Bruce W. Bannister (born July 21, 1972) is an American attorney and politician serving as a member of the South Carolina House of Representatives, representing the 24th District, which includes a portion of Greenville County. He is a member of the Republican Party.

== South Carolina House of Representatives ==
Bannister was elected to the state House in the 2004 election, and has served since 2005. From 2008 to 2019, he held the position of Assistant Majority Leader.

== Early life and education ==
Bannister was born in Greenville, South Carolina, to Oscar W. Bannister and Kate Wofford Bannister. He attended Davidson College, where he earned a Bachelor of Arts degree in 1995. He later received his Juris Doctor from the University of South Carolina's Joseph F. Rice School of Law in 1998, where he was a member of the Order of Wig and Robe.

== Career ==
Bannister is the managing partner of Bannister & Wyatt, LLC, a law firm based in Greenville.

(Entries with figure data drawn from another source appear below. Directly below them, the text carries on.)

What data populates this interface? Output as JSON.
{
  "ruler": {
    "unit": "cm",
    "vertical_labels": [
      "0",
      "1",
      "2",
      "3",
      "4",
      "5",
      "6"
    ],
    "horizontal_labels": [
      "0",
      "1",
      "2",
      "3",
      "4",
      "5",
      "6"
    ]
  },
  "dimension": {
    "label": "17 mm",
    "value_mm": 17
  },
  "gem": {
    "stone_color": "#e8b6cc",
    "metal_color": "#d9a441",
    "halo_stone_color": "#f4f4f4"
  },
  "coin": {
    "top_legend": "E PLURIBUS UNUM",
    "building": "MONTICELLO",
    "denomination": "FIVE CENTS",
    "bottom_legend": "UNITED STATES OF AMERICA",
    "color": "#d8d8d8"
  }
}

He is a member of the Greenville County Bar and has been active in professional and civic organizations.

In 2007, he was named to Greenville’s Best and Brightest Under 35. He also completed Leadership Greenville Class XXVI.

Bannister has held several leadership roles within the legal and legislative communities, including:

- Chairman, Lawyer Legislator Task Force (2009)
- Board member, A Child’s Haven (2008–2011)
- Member, Peace Center Board (2009–present)
- Member, Family Law Bench Bar Committee (2008–present)
- Chairman, Criminal Law Subcommittee (2011–present)

== Personal life ==
On June 14, 1997, Bannister married Mary Margaret Adams. They have four children: Bruce W. Bannister Jr., Benjamin A. Bannister, Margaret Kate ("Molly Kate") Bannister, and Caroline Helene Bannister.

He is a member of Christ Church of Greenville.